Last night they had taken one of the nearby towns along the Galfryth Sea (Lake Michigan) and captured several small boats and one larger trading vessel. They'd put the four lighter guns on the fishing boats and loaded the two-masted merchant ship with fireseed and tar. Verkan had led the night attack on Greffa Harbor, where they had burned eight warships tied up at the dock and destroyed three others in the harbor along with a score of merchant and fishing boats. Squat fingers of black smoke were still rising from several of the vessels that had been too close to shore to founder.
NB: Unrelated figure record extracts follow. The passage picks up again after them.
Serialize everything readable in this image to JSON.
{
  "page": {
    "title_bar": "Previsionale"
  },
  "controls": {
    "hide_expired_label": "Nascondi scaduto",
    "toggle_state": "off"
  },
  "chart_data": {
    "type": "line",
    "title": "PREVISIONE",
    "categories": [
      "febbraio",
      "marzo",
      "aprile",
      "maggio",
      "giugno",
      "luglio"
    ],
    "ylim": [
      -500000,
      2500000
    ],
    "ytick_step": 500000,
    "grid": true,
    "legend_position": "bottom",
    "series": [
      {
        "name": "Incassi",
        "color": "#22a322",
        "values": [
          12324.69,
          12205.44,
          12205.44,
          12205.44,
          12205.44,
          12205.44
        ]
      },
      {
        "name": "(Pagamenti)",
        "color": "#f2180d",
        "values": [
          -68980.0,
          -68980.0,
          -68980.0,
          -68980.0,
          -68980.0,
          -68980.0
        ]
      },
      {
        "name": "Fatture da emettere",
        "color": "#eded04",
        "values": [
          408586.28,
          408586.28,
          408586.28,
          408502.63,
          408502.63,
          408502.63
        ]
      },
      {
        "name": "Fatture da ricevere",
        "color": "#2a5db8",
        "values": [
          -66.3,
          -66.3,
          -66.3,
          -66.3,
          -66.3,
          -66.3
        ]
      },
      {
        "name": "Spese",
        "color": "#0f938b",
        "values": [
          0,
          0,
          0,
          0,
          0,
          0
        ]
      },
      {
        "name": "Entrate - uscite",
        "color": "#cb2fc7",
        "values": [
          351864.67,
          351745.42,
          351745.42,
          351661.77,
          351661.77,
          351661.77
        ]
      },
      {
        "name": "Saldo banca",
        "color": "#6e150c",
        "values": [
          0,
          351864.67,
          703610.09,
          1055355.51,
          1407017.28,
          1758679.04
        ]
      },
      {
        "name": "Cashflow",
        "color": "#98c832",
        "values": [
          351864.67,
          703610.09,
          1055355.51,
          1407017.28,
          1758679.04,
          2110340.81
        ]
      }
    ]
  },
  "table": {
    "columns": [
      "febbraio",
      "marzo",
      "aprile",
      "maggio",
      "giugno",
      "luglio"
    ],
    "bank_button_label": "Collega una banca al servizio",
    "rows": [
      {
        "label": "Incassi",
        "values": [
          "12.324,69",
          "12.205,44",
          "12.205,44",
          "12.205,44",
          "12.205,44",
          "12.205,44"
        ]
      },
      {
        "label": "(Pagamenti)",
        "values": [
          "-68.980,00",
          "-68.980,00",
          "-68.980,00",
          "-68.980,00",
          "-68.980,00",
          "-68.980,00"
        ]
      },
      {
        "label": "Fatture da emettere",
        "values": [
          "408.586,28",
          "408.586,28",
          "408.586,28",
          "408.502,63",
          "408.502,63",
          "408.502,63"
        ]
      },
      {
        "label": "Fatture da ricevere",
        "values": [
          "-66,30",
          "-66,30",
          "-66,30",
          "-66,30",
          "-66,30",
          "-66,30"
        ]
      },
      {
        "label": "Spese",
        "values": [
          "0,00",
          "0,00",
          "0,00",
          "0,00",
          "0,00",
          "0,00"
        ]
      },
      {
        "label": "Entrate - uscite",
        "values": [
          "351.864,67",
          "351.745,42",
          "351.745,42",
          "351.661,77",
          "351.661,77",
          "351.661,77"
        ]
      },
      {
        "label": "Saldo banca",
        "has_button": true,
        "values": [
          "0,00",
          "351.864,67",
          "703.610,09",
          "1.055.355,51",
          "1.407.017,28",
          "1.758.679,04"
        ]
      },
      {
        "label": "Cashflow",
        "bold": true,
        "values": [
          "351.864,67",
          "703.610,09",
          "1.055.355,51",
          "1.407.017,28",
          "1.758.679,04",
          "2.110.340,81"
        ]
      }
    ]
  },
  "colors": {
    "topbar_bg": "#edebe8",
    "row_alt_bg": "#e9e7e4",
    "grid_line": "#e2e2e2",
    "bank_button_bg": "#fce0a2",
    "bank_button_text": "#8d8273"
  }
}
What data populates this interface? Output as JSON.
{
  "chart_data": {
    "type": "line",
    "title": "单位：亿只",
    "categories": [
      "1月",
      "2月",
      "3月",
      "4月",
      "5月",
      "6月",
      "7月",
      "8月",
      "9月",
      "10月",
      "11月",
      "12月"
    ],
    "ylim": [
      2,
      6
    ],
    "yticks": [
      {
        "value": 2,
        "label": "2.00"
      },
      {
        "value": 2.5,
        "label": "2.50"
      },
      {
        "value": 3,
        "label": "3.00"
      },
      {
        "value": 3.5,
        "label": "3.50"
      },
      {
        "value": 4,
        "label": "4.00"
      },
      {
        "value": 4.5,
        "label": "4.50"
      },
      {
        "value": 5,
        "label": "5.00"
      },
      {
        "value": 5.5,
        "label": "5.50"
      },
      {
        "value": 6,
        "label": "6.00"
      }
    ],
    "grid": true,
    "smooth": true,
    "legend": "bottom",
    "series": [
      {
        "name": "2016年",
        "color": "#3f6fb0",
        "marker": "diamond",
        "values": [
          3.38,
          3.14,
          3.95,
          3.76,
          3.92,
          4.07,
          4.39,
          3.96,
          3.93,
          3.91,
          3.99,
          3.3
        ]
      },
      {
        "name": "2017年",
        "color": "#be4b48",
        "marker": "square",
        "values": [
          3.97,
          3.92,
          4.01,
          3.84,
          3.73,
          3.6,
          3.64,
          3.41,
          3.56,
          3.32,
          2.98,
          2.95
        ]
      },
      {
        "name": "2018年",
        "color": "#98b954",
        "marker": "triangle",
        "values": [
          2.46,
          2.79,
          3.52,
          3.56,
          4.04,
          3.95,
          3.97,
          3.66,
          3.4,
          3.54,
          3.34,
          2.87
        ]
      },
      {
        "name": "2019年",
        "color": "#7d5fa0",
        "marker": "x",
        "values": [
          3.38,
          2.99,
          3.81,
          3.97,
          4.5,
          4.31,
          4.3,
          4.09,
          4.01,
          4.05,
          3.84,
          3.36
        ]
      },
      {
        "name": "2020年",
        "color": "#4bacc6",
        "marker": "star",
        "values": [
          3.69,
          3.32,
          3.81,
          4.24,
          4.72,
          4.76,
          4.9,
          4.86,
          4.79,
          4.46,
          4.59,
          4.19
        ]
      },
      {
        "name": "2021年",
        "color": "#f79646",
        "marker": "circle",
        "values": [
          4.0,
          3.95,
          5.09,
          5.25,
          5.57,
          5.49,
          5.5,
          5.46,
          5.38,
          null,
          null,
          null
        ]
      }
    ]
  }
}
Verkan had left several companies of Ulthori soldiers, familiar with boats, to man their small ad hoc navy and keep supplies and reinforcements from entering Greffa Harbor. They'd be all right as long as Theovacar didn't send the Grefftscharr Fleet back. Verkan had also brought back two boats loaded with fish, which were heartily welcomed by the troops. Traveling on horseback had restricted their foraging and the men were tired of stale bread, succotash, squash and buffalo jerky.

Colonel Catos, the officer in charge of the Army of Greffa Royal Artillery, rode up on his horse, saying, "With Galzar's help, Your Majesty, we shall break these walls down within a moon."

Catos was another of his bright and upcoming young men who would get an opportunity to prove himself in this spring's campaigns. Still, Kalvan would have preferred to have old Thalmoth, who'd died defending Tarr-Hostigos, or General Alkides who was in charge of the guns defending Thagnor City. Catos was long on ideas, but short on experience.

"The gods help those who help themselves," Kalvan answered, quoting one of his father's favorite aphorisms. He wondered once again what his minister father would think of here-and-now's pantheon of gods and goddesses. He remembered one of his father's quotations on the subject from Exodus: "Thou shalt not make unto me any graven image, or any likeness of anything that is in heaven above, or that is in the earth beneath, or that is in the water under the earth. Tnou shalt not bow down thyself to them, nor serve them…"

Once his father recovered from the shock of finding himself here-and-now, he would've spent the rest of his days trying to convert the heathen to Christianity.

Catos wheeled his horse and rode away to talk over the siege with his officers.

Captain-General Verkan sidled up and leaned over in his saddle, asking, "How many of the artillery shells did we bring with us, Your Majesty?"

Kalvan leaned back in his saddle trying to recall the exact number. "We brought fifty. We left most of them as surprises for the Grand Host."

Verkan grinned. "They'll be surprised all right, when they get some lobbed into their laps!"